Bei einem Todesfall oder einer schweren Erkrankung nach einer Impfung gebe es zwei Aspekte und drei Möglichkeiten: Im Einzelfall erstens, dass man den Nachweis für einen Zusammenhang bringen kann, zweitens, dass man zumindest einen "guten Grund" nennen kann, oder drittens, dass man einfach gar keinen Zusammenhang zwischen Impfung und Vorfall finden könne. Sei davon nichts der Fall, müsse man sich als zweiten Aspekt ansehen, wie es im Zusammenspiel mit der Anzahl der Impfungen insgesamt aussehe.

„"Wenn sie auftreten, treten sie sehr schnell auf"“

Dabei zeige sich, dass man bei AstraZeneca genau in jenem Spektrum der Vorfälle liegen würde, das bei jeglicher Impfung und jeglichem Medikament vorkomme und keinen Zusammenhang mit der Impfung bedeuten müsse: Von 140.000 Geimpften sei es bei nun drei zu solchen Vorfällen gekommen. Einen Schluss daraus zu ziehen wäre falsch, so Zeitlinger, denn dann könne man ebenso falsch mit dem Umkehrschluss argumentieren: "Von 140.000 Menschen haben drei eine Thrombose entwickelt, jetzt kann man sagen, Astrazeneca schützt vor Thrombosen, was auch falsch wäre".

Das allergische Reaktionen auftreten können, sei nicht neu, sondern bisher schon im Warnhinweis der Fachinformation enthalten gewesen, so der Experte. Diese habe man jetzt von den Warnhinweisen zu den Nebenwirkungen gezogen. Man habe "immer gewusst", dass "Impfstoffe, und da meine ich alle Impfstoffe gegen das Coronavirus" reaktogen seien und mehr Nebenwirkungen zeigen könnten. Deswegen sei es auch wichtig, als Geimpfter 15 Minuten in der Nähe des Arztes abzuwarten, "weil wenn sie auftreten, treten sie sehr schnell auf".

„"Der Imageschaden ist nicht nachzuvollziehen, aber er ist da"“

Wann eine Nebenwirkung wirklich gefährlich werde, hänge stark vom individuellen Patienten ab, so Zeitlinger. Wer ein bis zwei Tage leichte bis mittlere Nebenwirkungen spüre, müsse sich keine Sorgen machen, auch wenn es balstend sei. Wenn die Nebenwirkungen aber länger andauern oder nach dem Verschwinden zurückkehren sollten, "dass wäre unter Umständen ein Alarmsignal, das man mit dem Arzt abklären sollte".

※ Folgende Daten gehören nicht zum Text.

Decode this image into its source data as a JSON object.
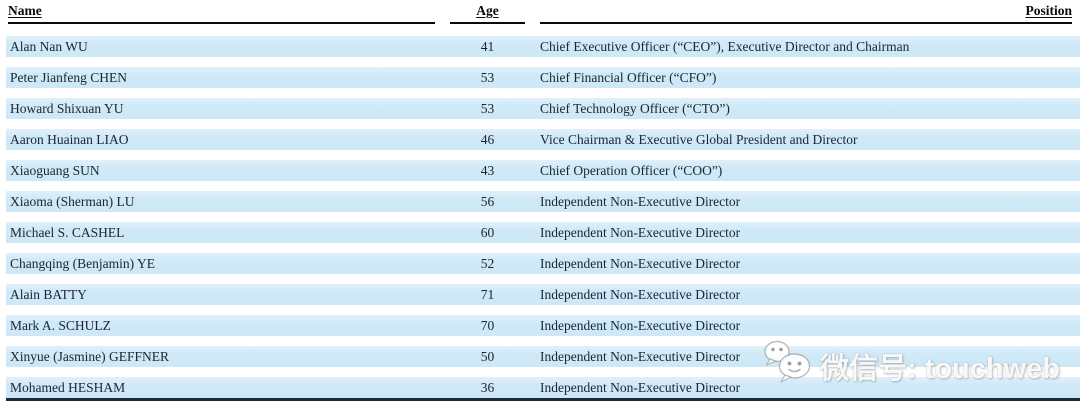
{
  "table": {
    "columns": [
      {
        "label": "Name"
      },
      {
        "label": "Age"
      },
      {
        "label": "Position"
      }
    ],
    "rows": [
      {
        "name": "Alan Nan WU",
        "age": "41",
        "position": "Chief Executive Officer (“CEO”), Executive Director and Chairman"
      },
      {
        "name": "Peter Jianfeng CHEN",
        "age": "53",
        "position": "Chief Financial Officer (“CFO”)"
      },
      {
        "name": "Howard Shixuan YU",
        "age": "53",
        "position": "Chief Technology Officer (“CTO”)"
      },
      {
        "name": "Aaron Huainan LIAO",
        "age": "46",
        "position": "Vice Chairman & Executive Global President and Director"
      },
      {
        "name": "Xiaoguang SUN",
        "age": "43",
        "position": "Chief Operation Officer (“COO”)"
      },
      {
        "name": "Xiaoma (Sherman) LU",
        "age": "56",
        "position": "Independent Non-Executive Director"
      },
      {
        "name": "Michael S. CASHEL",
        "age": "60",
        "position": "Independent Non-Executive Director"
      },
      {
        "name": "Changqing (Benjamin) YE",
        "age": "52",
        "position": "Independent Non-Executive Director"
      },
      {
        "name": "Alain BATTY",
        "age": "71",
        "position": "Independent Non-Executive Director"
      },
      {
        "name": "Mark A. SCHULZ",
        "age": "70",
        "position": "Independent Non-Executive Director"
      },
      {
        "name": "Xinyue (Jasmine) GEFFNER",
        "age": "50",
        "position": "Independent Non-Executive Director"
      },
      {
        "name": "Mohamed HESHAM",
        "age": "36",
        "position": "Independent Non-Executive Director"
      }
    ]
  },
  "watermark": {
    "text": "微信号: touchweb",
    "icon": "wechat-icon"
  },
  "colors": {
    "stripe": "#cfe9f7",
    "header_rule": "#0a0a0a",
    "bottom_rule": "#1c2b3a",
    "text": "#1b2533"
  }
}
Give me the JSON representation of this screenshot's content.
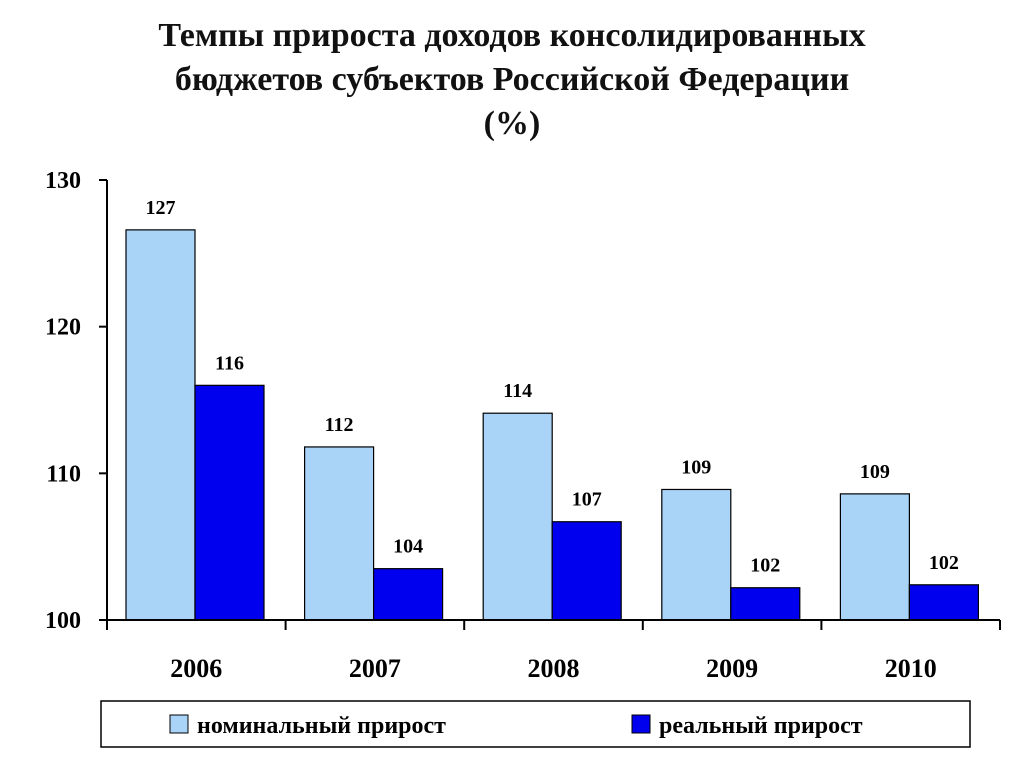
{
  "chart_data": {
    "type": "bar",
    "title_lines": [
      "Темпы прироста доходов консолидированных",
      "бюджетов субъектов Российской Федерации",
      "(%)"
    ],
    "categories": [
      "2006",
      "2007",
      "2008",
      "2009",
      "2010"
    ],
    "series": [
      {
        "name": "номинальный прирост",
        "values": [
          126.6,
          111.8,
          114.1,
          108.9,
          108.6
        ],
        "labels": [
          "127",
          "112",
          "114",
          "109",
          "109"
        ],
        "color": "#a9d3f7"
      },
      {
        "name": "реальный прирост",
        "values": [
          116.0,
          103.5,
          106.7,
          102.2,
          102.4
        ],
        "labels": [
          "116",
          "104",
          "107",
          "102",
          "102"
        ],
        "color": "#0000ee"
      }
    ],
    "ylim": [
      100,
      130
    ],
    "yticks": [
      "100",
      "110",
      "120",
      "130"
    ],
    "grid": false,
    "legend_position": "bottom"
  }
}
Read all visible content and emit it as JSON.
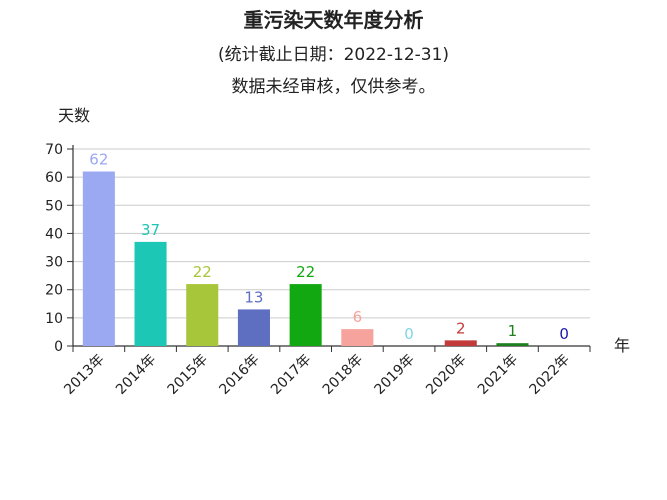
{
  "chart_data": {
    "type": "bar",
    "title": "重污染天数年度分析",
    "subtitle": [
      "(统计截止日期：2022-12-31)",
      "数据未经审核，仅供参考。"
    ],
    "ylabel": "天数",
    "xlabel": "年",
    "ylim": [
      0,
      70
    ],
    "yticks": [
      0,
      10,
      20,
      30,
      40,
      50,
      60,
      70
    ],
    "grid": true,
    "categories": [
      "2013年",
      "2014年",
      "2015年",
      "2016年",
      "2017年",
      "2018年",
      "2019年",
      "2020年",
      "2021年",
      "2022年"
    ],
    "values": [
      62,
      37,
      22,
      13,
      22,
      6,
      0,
      2,
      1,
      0
    ],
    "colors": [
      "#9BA8F2",
      "#1CC7B5",
      "#A8C63A",
      "#5E6FC2",
      "#12A812",
      "#F5A39C",
      "#7FD6E6",
      "#C23A3A",
      "#1D7F1D",
      "#1A1AA8"
    ]
  }
}
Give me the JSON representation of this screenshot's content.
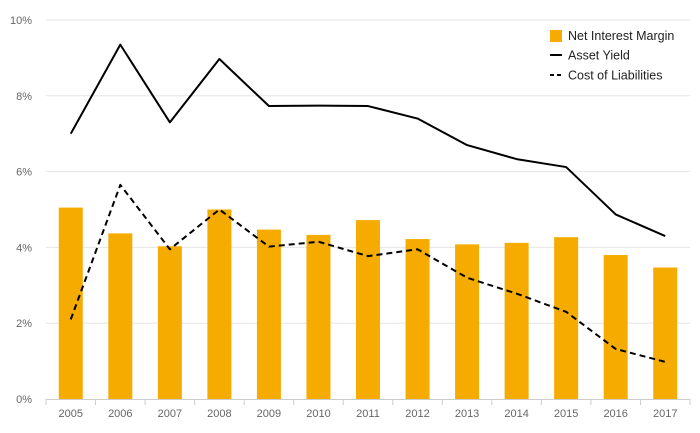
{
  "chart_data": {
    "type": "bar+line",
    "title": "",
    "xlabel": "",
    "ylabel": "",
    "categories": [
      "2005",
      "2006",
      "2007",
      "2008",
      "2009",
      "2010",
      "2011",
      "2012",
      "2013",
      "2014",
      "2015",
      "2016",
      "2017"
    ],
    "ylim": [
      0,
      10
    ],
    "y_ticks": [
      "0%",
      "2%",
      "4%",
      "6%",
      "8%",
      "10%"
    ],
    "y_tick_values": [
      0,
      2,
      4,
      6,
      8,
      10
    ],
    "grid": true,
    "legend_position": "top-right",
    "series": [
      {
        "name": "Net Interest Margin",
        "type": "bar",
        "color": "#f5ab00",
        "values": [
          5.05,
          4.37,
          4.03,
          5.0,
          4.47,
          4.33,
          4.72,
          4.22,
          4.08,
          4.12,
          4.27,
          3.8,
          3.47
        ]
      },
      {
        "name": "Asset Yield",
        "type": "line",
        "style": "solid",
        "color": "#000000",
        "values": [
          7.0,
          9.35,
          7.3,
          8.97,
          7.73,
          7.74,
          7.73,
          7.4,
          6.7,
          6.33,
          6.12,
          4.87,
          4.3
        ]
      },
      {
        "name": "Cost of Liabilities",
        "type": "line",
        "style": "dashed",
        "color": "#000000",
        "values": [
          2.1,
          5.65,
          3.95,
          5.0,
          4.02,
          4.15,
          3.77,
          3.95,
          3.2,
          2.78,
          2.3,
          1.32,
          0.98
        ]
      }
    ]
  }
}
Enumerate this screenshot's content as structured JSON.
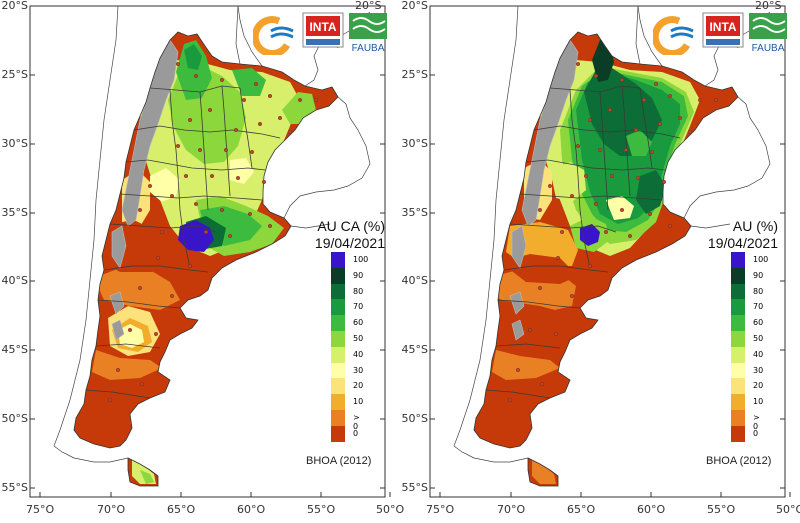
{
  "lat_labels": [
    "20°S",
    "25°S",
    "30°S",
    "35°S",
    "40°S",
    "45°S",
    "50°S",
    "55°S"
  ],
  "lon_labels": [
    "75°O",
    "70°O",
    "65°O",
    "60°O",
    "55°O",
    "50°O"
  ],
  "legend_classes": [
    {
      "label": "100",
      "color": "#3a14c8"
    },
    {
      "label": "90",
      "color": "#0b3d26"
    },
    {
      "label": "80",
      "color": "#0c6e36"
    },
    {
      "label": "70",
      "color": "#1a9a3e"
    },
    {
      "label": "60",
      "color": "#3dbb3f"
    },
    {
      "label": "50",
      "color": "#8cd73b"
    },
    {
      "label": "40",
      "color": "#d7ef6b"
    },
    {
      "label": "30",
      "color": "#ffffa8"
    },
    {
      "label": "20",
      "color": "#fbe27a"
    },
    {
      "label": "10",
      "color": "#f3ad2d"
    },
    {
      "label": "> 0",
      "color": "#e98124"
    },
    {
      "label": "0",
      "color": "#c53a08"
    }
  ],
  "logos": {
    "inta": "INTA",
    "fauba": "FAUBA"
  },
  "footnote": "BHOA (2012)",
  "panels": [
    {
      "title": "AU CA (%)",
      "date": "19/04/2021",
      "mode": "ca"
    },
    {
      "title": "AU (%)",
      "date": "19/04/2021",
      "mode": "au"
    }
  ]
}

Dass AstraZeneca durch die Vorfälle nun einen Imageschaden erleide, sah Zeitlinger kritisch: "Ich denke zu Unrecht, aber das hat sich einfach hochgeschaukelt". Medizinische Daten würden jedenfalls zeigen, dass bei den Corona-Fällen und der Schutzrate der Impfstoff von Biontech-Pfizer und AstraZeneca genau gleich gut seien. "Der Imageschaden ist nicht nachzuvollziehen, aber er ist da", so Zeitlinger.